Ziel der Vereinbarung ist es, den Ausstoß der sechs wichtigsten Treibhausgase bis zum Zeitraum 2008-2012 um mindestens 5% im Vergleich zum Stand von 1990 (für Kohlendioxid [CO2], Methan [CH4] und Distickstoffoxid [N2O]) bzw. 1995 (für teilhalogenierte Fluorkohlenwasserstoffe [H-FKW/HFC], perfluorierte Kohlenwasserstoffe [FKW/PFC] und Schwefelhexafluorid [SF6]) zu verringern.

Damit das Protokoll in Kraft treten und völkerrechtlich verbindlich werden kann, müssen gemäß Artikel 25 mindestens 55 (Industrie-)Staaten, die zusammen mindestens 55% der CO2-Emissionen der Industrieländer von 1990 auf sich vereinigen, das Protokoll ratifiziert haben. In Artikel 25 heißt es dazu: „Dieses Protokoll tritt am neunzigsten Tag nach dem Zeitpunkt in Kraft, zu dem mindestens 55 Vertragsparteien des Übereinkommens, darunter in Anlage I aufgeführte Vertragsparteien, auf die insgesamt mindestens 55 v.H. der gesamten Kohlendioxidemissionen der in Anlage I aufgeführten Vertragsparteien im Jahr 1990 entfallen, ihre Ratifikations-, Annahme-, Genehmigungs- oder Beitrittsurkunden hinterlegt haben.“ Anlage I umfaßt alle Industriestaaten sowie die osteuropäischen Länder, die sich noch in der Übergangsphase zu einer freien Marktwirtschaft befinden. Da mit den USA, die mit 36,2%[3] auch 1990 bereits den höchsten prozentualen Anteil am CO2-Ausstoß der Industriestaaten hatte, im Jahr 2001 der größte CO2-Emitter aus dem Kyoto-Prozeß ausgestiegen ist, konzentrieren sich die Bemühungen der Staaten, die das Kyoto-Protokoll in Kraft setzen wollen, darauf, möglichst alle verbliebenen, besonders jedoch diejenigen Industriestaaten mit ‚ins Boot‘[4] zu holen, die 1990 genügend Kohlendioxid emittierten, um zusammen die 55%-Bedingung zu erfüllen. Neben der Europäischen Union (24,3% des 1990er CO2-Ausstoßes aller Industrieländer) und Japan (8,6%), die das Protokoll im Vorfeld der 8. Vertragsstaatenkonferenz in Neu Delhi unterzeichneten, sowie Kanada (3,3%), das als 99. Staat das Kyoto-Protokoll ratifizierte, ist das vor allem Rußland (17,4%).

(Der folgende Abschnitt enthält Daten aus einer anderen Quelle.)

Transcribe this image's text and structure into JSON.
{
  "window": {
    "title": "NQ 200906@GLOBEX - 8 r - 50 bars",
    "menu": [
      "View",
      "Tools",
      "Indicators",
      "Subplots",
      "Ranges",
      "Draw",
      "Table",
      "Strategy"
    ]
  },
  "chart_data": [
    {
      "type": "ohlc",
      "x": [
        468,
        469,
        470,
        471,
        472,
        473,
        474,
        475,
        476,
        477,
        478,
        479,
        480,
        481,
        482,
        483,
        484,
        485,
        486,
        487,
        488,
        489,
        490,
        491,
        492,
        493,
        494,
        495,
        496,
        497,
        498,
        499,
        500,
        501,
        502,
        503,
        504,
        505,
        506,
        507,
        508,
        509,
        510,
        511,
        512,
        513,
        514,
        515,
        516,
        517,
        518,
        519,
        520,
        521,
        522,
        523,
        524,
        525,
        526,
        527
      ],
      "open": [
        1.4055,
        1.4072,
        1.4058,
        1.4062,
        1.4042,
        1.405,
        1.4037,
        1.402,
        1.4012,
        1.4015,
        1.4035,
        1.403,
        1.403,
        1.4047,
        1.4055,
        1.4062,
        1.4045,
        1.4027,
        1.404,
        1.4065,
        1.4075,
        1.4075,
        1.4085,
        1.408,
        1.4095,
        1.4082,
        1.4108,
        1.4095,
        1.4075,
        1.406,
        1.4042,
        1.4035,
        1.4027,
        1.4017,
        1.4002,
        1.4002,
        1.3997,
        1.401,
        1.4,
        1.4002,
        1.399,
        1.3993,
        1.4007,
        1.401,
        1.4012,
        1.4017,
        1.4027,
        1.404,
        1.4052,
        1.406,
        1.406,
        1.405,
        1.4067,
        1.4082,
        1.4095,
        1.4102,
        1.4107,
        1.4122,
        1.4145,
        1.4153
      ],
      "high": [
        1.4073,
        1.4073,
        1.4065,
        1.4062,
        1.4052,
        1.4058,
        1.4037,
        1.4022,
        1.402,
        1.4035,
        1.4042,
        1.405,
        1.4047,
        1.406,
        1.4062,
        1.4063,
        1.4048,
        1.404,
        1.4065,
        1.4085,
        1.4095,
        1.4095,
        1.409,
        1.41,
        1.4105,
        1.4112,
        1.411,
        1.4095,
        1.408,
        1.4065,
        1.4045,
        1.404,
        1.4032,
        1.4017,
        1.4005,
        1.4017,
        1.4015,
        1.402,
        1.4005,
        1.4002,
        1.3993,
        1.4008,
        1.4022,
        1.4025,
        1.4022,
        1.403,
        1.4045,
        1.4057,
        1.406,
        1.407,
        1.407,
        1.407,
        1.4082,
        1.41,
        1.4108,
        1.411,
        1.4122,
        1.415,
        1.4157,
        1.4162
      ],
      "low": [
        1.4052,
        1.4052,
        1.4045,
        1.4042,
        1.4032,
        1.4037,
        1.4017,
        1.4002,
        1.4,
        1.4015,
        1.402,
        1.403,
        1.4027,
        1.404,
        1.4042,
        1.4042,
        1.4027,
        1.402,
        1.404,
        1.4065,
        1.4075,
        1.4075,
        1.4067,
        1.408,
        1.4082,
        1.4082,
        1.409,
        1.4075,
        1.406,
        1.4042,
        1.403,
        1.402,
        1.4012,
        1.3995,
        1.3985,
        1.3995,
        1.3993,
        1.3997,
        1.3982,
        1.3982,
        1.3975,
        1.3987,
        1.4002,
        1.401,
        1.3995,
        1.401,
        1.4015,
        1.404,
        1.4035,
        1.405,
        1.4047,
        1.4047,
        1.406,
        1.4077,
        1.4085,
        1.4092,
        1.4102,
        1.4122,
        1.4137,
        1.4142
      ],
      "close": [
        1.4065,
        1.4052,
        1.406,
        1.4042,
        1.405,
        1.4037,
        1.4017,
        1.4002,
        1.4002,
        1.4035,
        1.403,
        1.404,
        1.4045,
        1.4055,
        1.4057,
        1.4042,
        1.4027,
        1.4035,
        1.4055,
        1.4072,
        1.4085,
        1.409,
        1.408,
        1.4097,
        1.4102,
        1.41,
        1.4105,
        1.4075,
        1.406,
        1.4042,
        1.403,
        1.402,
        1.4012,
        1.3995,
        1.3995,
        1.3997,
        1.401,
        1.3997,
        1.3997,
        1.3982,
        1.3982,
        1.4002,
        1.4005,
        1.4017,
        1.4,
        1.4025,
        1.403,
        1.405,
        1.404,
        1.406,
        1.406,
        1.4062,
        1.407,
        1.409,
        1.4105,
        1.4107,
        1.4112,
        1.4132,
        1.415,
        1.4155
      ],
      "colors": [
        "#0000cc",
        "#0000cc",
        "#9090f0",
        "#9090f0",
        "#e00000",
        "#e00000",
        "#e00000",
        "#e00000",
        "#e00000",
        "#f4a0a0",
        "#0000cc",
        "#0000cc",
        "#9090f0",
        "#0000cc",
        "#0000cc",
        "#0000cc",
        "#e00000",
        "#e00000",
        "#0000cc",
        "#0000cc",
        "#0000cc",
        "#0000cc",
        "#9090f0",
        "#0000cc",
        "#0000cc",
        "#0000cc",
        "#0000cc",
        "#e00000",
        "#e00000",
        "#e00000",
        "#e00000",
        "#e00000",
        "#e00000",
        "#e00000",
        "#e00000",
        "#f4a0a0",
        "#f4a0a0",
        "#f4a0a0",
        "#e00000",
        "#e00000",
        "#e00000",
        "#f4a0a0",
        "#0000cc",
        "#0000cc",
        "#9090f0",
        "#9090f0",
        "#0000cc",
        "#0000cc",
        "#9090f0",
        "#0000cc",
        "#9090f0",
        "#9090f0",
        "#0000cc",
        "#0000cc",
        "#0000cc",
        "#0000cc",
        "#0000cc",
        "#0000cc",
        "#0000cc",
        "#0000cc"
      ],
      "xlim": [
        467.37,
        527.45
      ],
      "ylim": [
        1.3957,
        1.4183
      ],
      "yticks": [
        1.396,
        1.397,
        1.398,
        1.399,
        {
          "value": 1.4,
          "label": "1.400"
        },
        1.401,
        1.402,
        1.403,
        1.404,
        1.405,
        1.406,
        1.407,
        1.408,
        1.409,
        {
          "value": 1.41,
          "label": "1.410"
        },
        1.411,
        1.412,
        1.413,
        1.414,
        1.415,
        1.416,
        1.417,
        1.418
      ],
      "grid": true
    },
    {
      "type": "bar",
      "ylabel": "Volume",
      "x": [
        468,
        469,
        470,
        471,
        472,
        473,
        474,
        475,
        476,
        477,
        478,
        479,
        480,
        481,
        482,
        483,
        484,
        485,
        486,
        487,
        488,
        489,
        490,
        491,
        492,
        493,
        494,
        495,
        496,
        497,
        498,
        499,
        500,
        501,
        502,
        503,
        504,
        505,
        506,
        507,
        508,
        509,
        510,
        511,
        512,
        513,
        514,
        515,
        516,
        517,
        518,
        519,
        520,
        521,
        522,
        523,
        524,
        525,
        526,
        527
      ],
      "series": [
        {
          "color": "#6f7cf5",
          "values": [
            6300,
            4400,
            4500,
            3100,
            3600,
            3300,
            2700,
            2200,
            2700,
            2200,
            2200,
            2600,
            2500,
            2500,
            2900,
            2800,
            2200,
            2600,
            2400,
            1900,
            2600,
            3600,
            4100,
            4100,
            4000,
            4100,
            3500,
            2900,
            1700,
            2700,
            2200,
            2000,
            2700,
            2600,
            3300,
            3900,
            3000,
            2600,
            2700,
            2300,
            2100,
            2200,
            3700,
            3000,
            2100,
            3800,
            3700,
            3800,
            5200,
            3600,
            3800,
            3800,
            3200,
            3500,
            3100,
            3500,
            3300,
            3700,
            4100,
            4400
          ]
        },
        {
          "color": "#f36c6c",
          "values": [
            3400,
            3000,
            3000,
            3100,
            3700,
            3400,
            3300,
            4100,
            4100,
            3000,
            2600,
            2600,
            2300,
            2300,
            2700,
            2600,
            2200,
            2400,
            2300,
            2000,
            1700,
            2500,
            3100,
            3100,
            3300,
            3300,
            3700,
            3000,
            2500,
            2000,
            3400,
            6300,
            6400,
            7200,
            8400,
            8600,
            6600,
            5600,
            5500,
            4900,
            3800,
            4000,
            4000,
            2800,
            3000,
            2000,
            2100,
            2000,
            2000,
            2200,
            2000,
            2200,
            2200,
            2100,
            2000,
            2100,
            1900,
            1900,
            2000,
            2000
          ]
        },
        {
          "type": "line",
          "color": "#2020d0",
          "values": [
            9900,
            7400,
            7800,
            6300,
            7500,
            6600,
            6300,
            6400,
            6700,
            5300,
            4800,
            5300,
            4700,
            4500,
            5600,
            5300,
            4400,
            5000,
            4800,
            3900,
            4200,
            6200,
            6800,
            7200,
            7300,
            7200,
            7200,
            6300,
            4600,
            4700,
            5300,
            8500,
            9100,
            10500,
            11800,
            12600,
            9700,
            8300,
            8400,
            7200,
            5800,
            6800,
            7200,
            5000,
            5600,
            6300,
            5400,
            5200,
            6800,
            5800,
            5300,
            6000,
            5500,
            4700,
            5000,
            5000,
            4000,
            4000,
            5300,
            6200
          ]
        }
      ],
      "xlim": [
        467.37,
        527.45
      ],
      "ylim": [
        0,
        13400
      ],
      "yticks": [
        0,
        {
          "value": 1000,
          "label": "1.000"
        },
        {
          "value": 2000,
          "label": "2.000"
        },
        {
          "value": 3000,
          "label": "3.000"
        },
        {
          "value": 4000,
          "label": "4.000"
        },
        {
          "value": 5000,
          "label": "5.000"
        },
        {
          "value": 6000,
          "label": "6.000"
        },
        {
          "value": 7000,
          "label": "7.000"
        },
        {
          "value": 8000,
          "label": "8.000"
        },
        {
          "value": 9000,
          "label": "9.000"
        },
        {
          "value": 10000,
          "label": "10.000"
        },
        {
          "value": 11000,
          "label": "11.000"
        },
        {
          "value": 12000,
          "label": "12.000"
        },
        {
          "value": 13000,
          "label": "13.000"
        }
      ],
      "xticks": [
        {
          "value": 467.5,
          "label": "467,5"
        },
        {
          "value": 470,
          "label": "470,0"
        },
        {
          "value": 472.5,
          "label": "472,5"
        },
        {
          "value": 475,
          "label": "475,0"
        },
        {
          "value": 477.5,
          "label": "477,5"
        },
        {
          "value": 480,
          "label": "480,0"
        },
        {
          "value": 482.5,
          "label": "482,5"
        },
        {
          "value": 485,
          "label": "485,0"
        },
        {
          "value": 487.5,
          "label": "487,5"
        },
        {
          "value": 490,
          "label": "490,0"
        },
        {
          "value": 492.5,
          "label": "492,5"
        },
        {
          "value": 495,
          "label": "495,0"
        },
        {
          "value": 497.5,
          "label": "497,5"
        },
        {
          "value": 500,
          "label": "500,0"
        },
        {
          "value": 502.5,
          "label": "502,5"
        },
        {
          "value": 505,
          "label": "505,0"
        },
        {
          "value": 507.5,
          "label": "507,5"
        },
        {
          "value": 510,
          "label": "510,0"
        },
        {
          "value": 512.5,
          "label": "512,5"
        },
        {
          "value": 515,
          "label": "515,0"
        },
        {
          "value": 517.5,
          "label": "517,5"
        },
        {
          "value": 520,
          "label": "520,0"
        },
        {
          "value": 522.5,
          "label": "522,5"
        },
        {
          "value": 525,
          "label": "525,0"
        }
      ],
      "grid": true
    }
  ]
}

Zahlreiche Zugeständnisse wurden bisher an die Russische Föderation gemacht, dennoch zögert die Regierung eine rasche Ratifizierung weiter hinaus. Welche Überlegungen stecken hinter der Blockadehaltung? Wessen Interessen spielen in der russischen Verhandlungspolitik eine Rolle? Und wie erklärt sich diese offensichtliche Verhandlungsmacht Rußlands?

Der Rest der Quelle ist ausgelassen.